Single Image Super Resolution with OpenVINO

Super Resolution is the process of enhancing the quality of an image by increasing the pixel count using deep learning. This notebook shows the Single Image Super Resolution (SISR) which takes just one low resolution image. We use a model called single-image-super-resolution-1032 which is available from the Open Model Zoo. It is based on the research paper cited below.

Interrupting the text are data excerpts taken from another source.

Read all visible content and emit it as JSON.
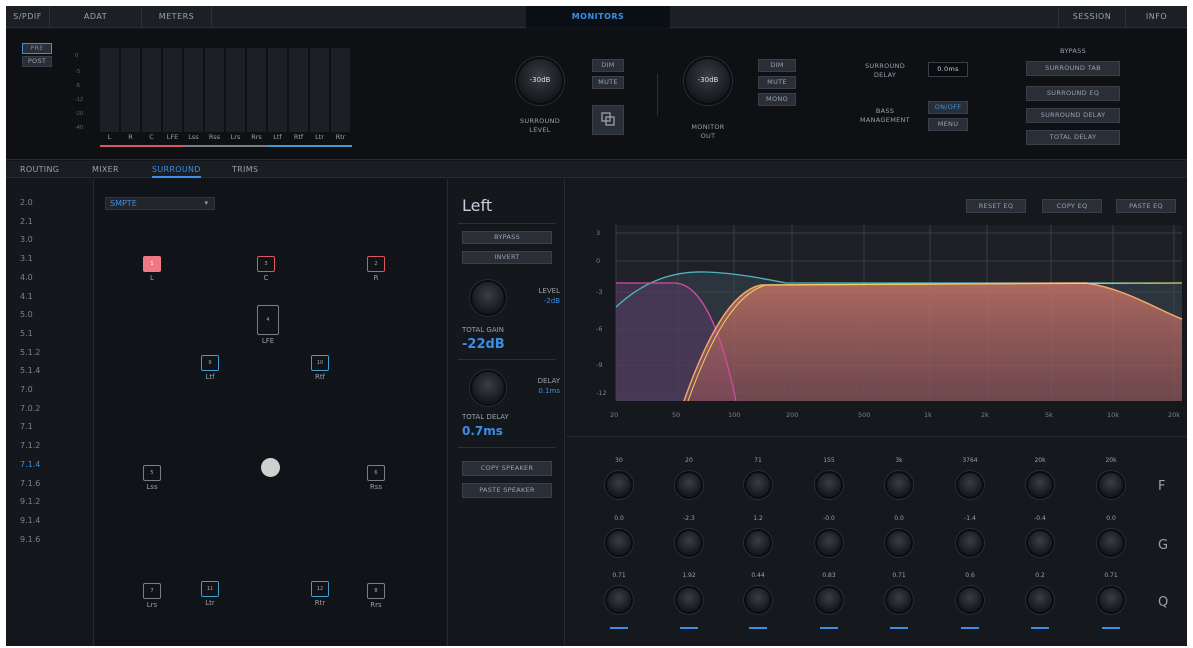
{
  "top_nav": {
    "left_tabs": [
      "S/PDIF",
      "ADAT",
      "METERS"
    ],
    "center_tab": "MONITORS",
    "right_tabs": [
      "SESSION",
      "INFO"
    ]
  },
  "meters": {
    "pre_label": "PRE",
    "post_label": "POST",
    "scale": [
      "0",
      "-3",
      "-6",
      "-12",
      "-20",
      "-40"
    ],
    "channels": [
      {
        "label": "L",
        "color": "#e05363"
      },
      {
        "label": "R",
        "color": "#e05363"
      },
      {
        "label": "C",
        "color": "#e05363"
      },
      {
        "label": "LFE",
        "color": "#e05363"
      },
      {
        "label": "Lss",
        "color": "#7a7f86"
      },
      {
        "label": "Rss",
        "color": "#7a7f86"
      },
      {
        "label": "Lrs",
        "color": "#7a7f86"
      },
      {
        "label": "Rrs",
        "color": "#7a7f86"
      },
      {
        "label": "Ltf",
        "color": "#3b9fd6"
      },
      {
        "label": "Rtf",
        "color": "#3b9fd6"
      },
      {
        "label": "Ltr",
        "color": "#3b9fd6"
      },
      {
        "label": "Rtr",
        "color": "#3b9fd6"
      }
    ]
  },
  "surround_level": {
    "knob_value": "-30dB",
    "label_line1": "SURROUND",
    "label_line2": "LEVEL",
    "dim_label": "DIM",
    "mute_label": "MUTE",
    "link_icon": "link-window-icon"
  },
  "monitor_out": {
    "knob_value": "-30dB",
    "label_line1": "MONITOR",
    "label_line2": "OUT",
    "dim_label": "DIM",
    "mute_label": "MUTE",
    "mono_label": "MONO"
  },
  "surround_delay": {
    "label_line1": "SURROUND",
    "label_line2": "DELAY",
    "value": "0.0ms"
  },
  "bass_management": {
    "label_line1": "BASS",
    "label_line2": "MANAGEMENT",
    "onoff_label": "ON/OFF",
    "menu_label": "MENU"
  },
  "bypass": {
    "title": "BYPASS",
    "buttons": [
      "SURROUND TAB",
      "SURROUND EQ",
      "SURROUND DELAY",
      "TOTAL DELAY"
    ]
  },
  "sub_tabs": [
    "ROUTING",
    "MIXER",
    "SURROUND",
    "TRIMS"
  ],
  "formats": {
    "items": [
      "2.0",
      "2.1",
      "3.0",
      "3.1",
      "4.0",
      "4.1",
      "5.0",
      "5.1",
      "5.1.2",
      "5.1.4",
      "7.0",
      "7.0.2",
      "7.1",
      "7.1.2",
      "7.1.4",
      "7.1.6",
      "9.1.2",
      "9.1.4",
      "9.1.6"
    ],
    "selected": "7.1.4"
  },
  "layout_select": {
    "value": "SMPTE"
  },
  "speakers": [
    {
      "num": "1",
      "label": "L",
      "style": "sel"
    },
    {
      "num": "3",
      "label": "C",
      "style": "red"
    },
    {
      "num": "2",
      "label": "R",
      "style": "red"
    },
    {
      "num": "4",
      "label": "LFE",
      "style": "plain"
    },
    {
      "num": "9",
      "label": "Ltf",
      "style": "blue"
    },
    {
      "num": "10",
      "label": "Rtf",
      "style": "blue"
    },
    {
      "num": "5",
      "label": "Lss",
      "style": "plain"
    },
    {
      "num": "6",
      "label": "Rss",
      "style": "plain"
    },
    {
      "num": "7",
      "label": "Lrs",
      "style": "plain"
    },
    {
      "num": "11",
      "label": "Ltr",
      "style": "blue"
    },
    {
      "num": "12",
      "label": "Rtr",
      "style": "blue"
    },
    {
      "num": "8",
      "label": "Rrs",
      "style": "plain"
    }
  ],
  "channel_panel": {
    "title": "Left",
    "bypass_label": "BYPASS",
    "invert_label": "INVERT",
    "level_label": "LEVEL",
    "level_value": "-2dB",
    "total_gain_label": "TOTAL GAIN",
    "total_gain_value": "-22dB",
    "delay_label": "DELAY",
    "delay_value": "0.1ms",
    "total_delay_label": "TOTAL DELAY",
    "total_delay_value": "0.7ms",
    "copy_speaker_label": "COPY SPEAKER",
    "paste_speaker_label": "PASTE SPEAKER"
  },
  "eq": {
    "reset_label": "RESET EQ",
    "copy_label": "COPY EQ",
    "paste_label": "PASTE EQ",
    "y_ticks": [
      "3",
      "0",
      "-3",
      "-6",
      "-9",
      "-12"
    ],
    "x_ticks": [
      "20",
      "50",
      "100",
      "200",
      "500",
      "1k",
      "2k",
      "5k",
      "10k",
      "20k"
    ],
    "band_freqs": [
      "30",
      "20",
      "71",
      "155",
      "3k",
      "3764",
      "20k",
      "20k"
    ],
    "band_gains": [
      "0.0",
      "-2.3",
      "1.2",
      "-0.0",
      "0.0",
      "-1.4",
      "-0.4",
      "0.0"
    ],
    "band_q": [
      "0.71",
      "1.92",
      "0.44",
      "0.83",
      "0.71",
      "0.6",
      "0.2",
      "0.71"
    ],
    "row_labels": [
      "F",
      "G",
      "Q"
    ]
  }
}
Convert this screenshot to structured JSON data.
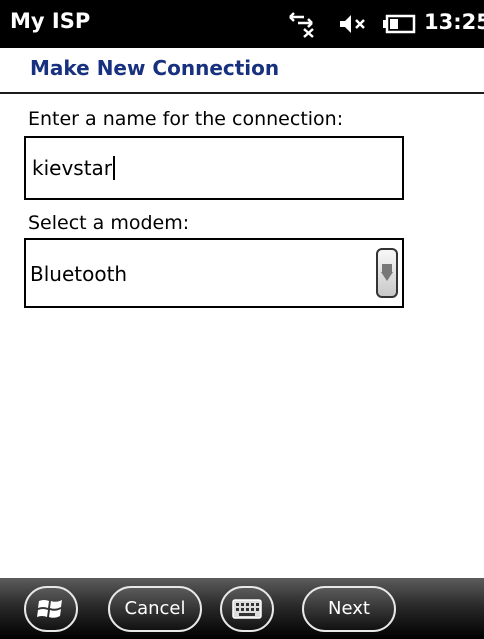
{
  "status_bar": {
    "app_title": "My ISP",
    "time": "13:25",
    "icons": [
      "data-connection-icon",
      "volume-muted-icon",
      "battery-icon"
    ]
  },
  "header": {
    "title": "Make New Connection"
  },
  "form": {
    "name_label": "Enter a name for the connection:",
    "name_value": "kievstar",
    "modem_label": "Select a modem:",
    "modem_value": "Bluetooth"
  },
  "softkeys": {
    "cancel_label": "Cancel",
    "next_label": "Next",
    "icons": [
      "windows-start-icon",
      "keyboard-icon"
    ]
  },
  "colors": {
    "title_blue": "#17317f",
    "bar_black": "#000000"
  }
}
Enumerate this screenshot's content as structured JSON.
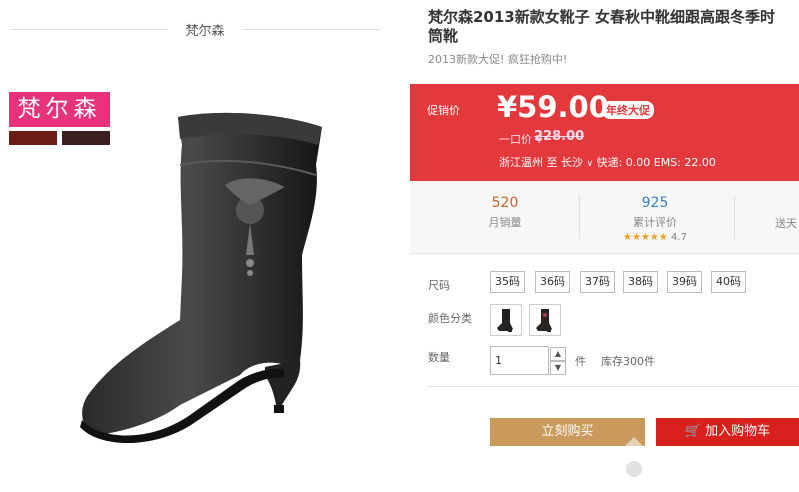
{
  "left": {
    "brand_header": "梵尔森",
    "logo_text": "梵尔森"
  },
  "product": {
    "title": "梵尔森2013新款女靴子 女春秋中靴细跟高跟冬季时",
    "title_line2": "筒靴",
    "subtitle": "2013新款大促! 疯狂抢购中!"
  },
  "price": {
    "label": "促销价",
    "value": "¥59.00",
    "tag": "年终大促",
    "original_label": "一口价 ¥",
    "original_value": "228.00",
    "ship_from": "浙江温州",
    "ship_to_word": "至",
    "ship_to": "长沙",
    "shipping": "快递: 0.00 EMS: 22.00"
  },
  "stats": {
    "monthly_sales_value": "520",
    "monthly_sales_label": "月销量",
    "reviews_value": "925",
    "reviews_label": "累计评价",
    "rating_stars": "★★★★★",
    "rating_value": "4.7",
    "third_label": "送天"
  },
  "options": {
    "size_label": "尺码",
    "sizes": [
      "35码",
      "36码",
      "37码",
      "38码",
      "39码",
      "40码"
    ],
    "color_label": "颜色分类",
    "qty_label": "数量",
    "qty_value": "1",
    "qty_unit": "件",
    "stock": "库存300件"
  },
  "actions": {
    "buy_now": "立刻购买",
    "add_to_cart": "加入购物车"
  },
  "colors": {
    "accent_red": "#e4393c",
    "buy_gold": "#c99a5c",
    "cart_red": "#d8211d",
    "logo_pink": "#e8327b"
  }
}
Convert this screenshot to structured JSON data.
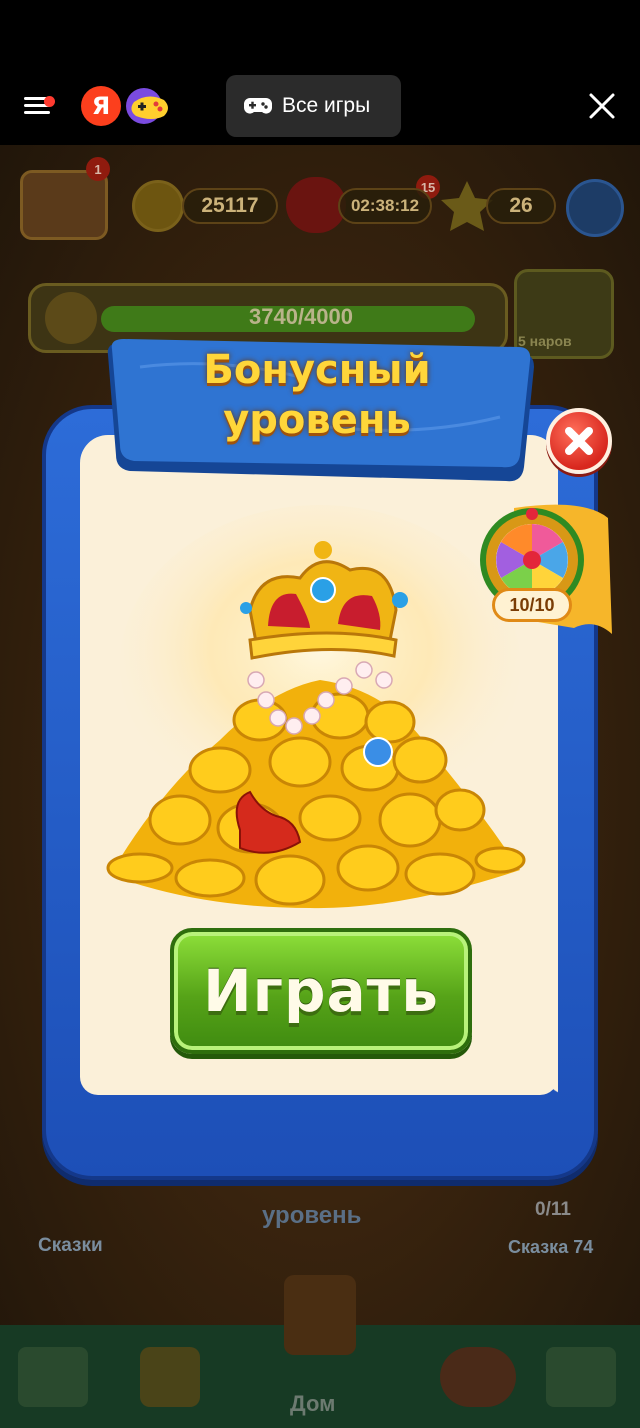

Y. Liu et al., “An Attention-Based Approach for Single Image Super Resolution,” 2018 24th International Conference on Pattern Recognition (ICPR), 2018, pp. 2777-2784, doi: 10.1109/ICPR.2018.8545760.

Preparation

Imports

import os
import time
import urllib
from pathlib import Path

import cv2
import matplotlib.pyplot as plt
import numpy as np
from IPython.display import HTML, FileLink
from IPython.display import Image as DisplayImage
from IPython.display import Pretty, ProgressBar, clear_output, display
from PIL import Image
from openvino.runtime import Core

Settings

# Device to use for inference. For example, "CPU", or "GPU"
DEVICE = "CPU"
# 1032: 4x superresolution, 1033: 3x superresolution
MODEL_FILE = "model/single-image-super-resolution-1032.xml"
model_name = os.path.basename(MODEL_FILE)
model_xml_path = Path(MODEL_FILE).with_suffix(".xml")

Functions

def write_text_on_image(image: np.ndarray, text: str) -> np.ndarray:
    """
    Write the specified text in the top left corner of the image
    as white text with a black border.

    :param image: image as numpy arry with HWC shape, RGB or BGR
    :param text: text to write
    :return: image with written text, as numpy array
    """
    font = cv2.FONT_HERSHEY_PLAIN
    org = (20, 20)
    font_scale = 4
    font_color = (255, 255, 255)
    line_type = 1
    font_thickness = 2
    text_color_bg = (0, 0, 0)
    x, y = org

    image = cv2.UMat(image)
    (text_w, text_h), _ = cv2.getTextSize(text, font, font_scale, font_thickness)
    result_im = cv2.rectangle(image, org, (x + text_w, y + text_h), text_color_bg, -1)

    textim = cv2.putText(
        result_im,
        text,
        (x, y + text_h + font_scale - 1),
        font,
        font_scale,
        font_color,
        font_thickness,
        line_type,
    )
    return textim.get()


def load_image(path: str) -> np.ndarray:
    """
    Loads an image from `path` and returns it as BGR numpy array.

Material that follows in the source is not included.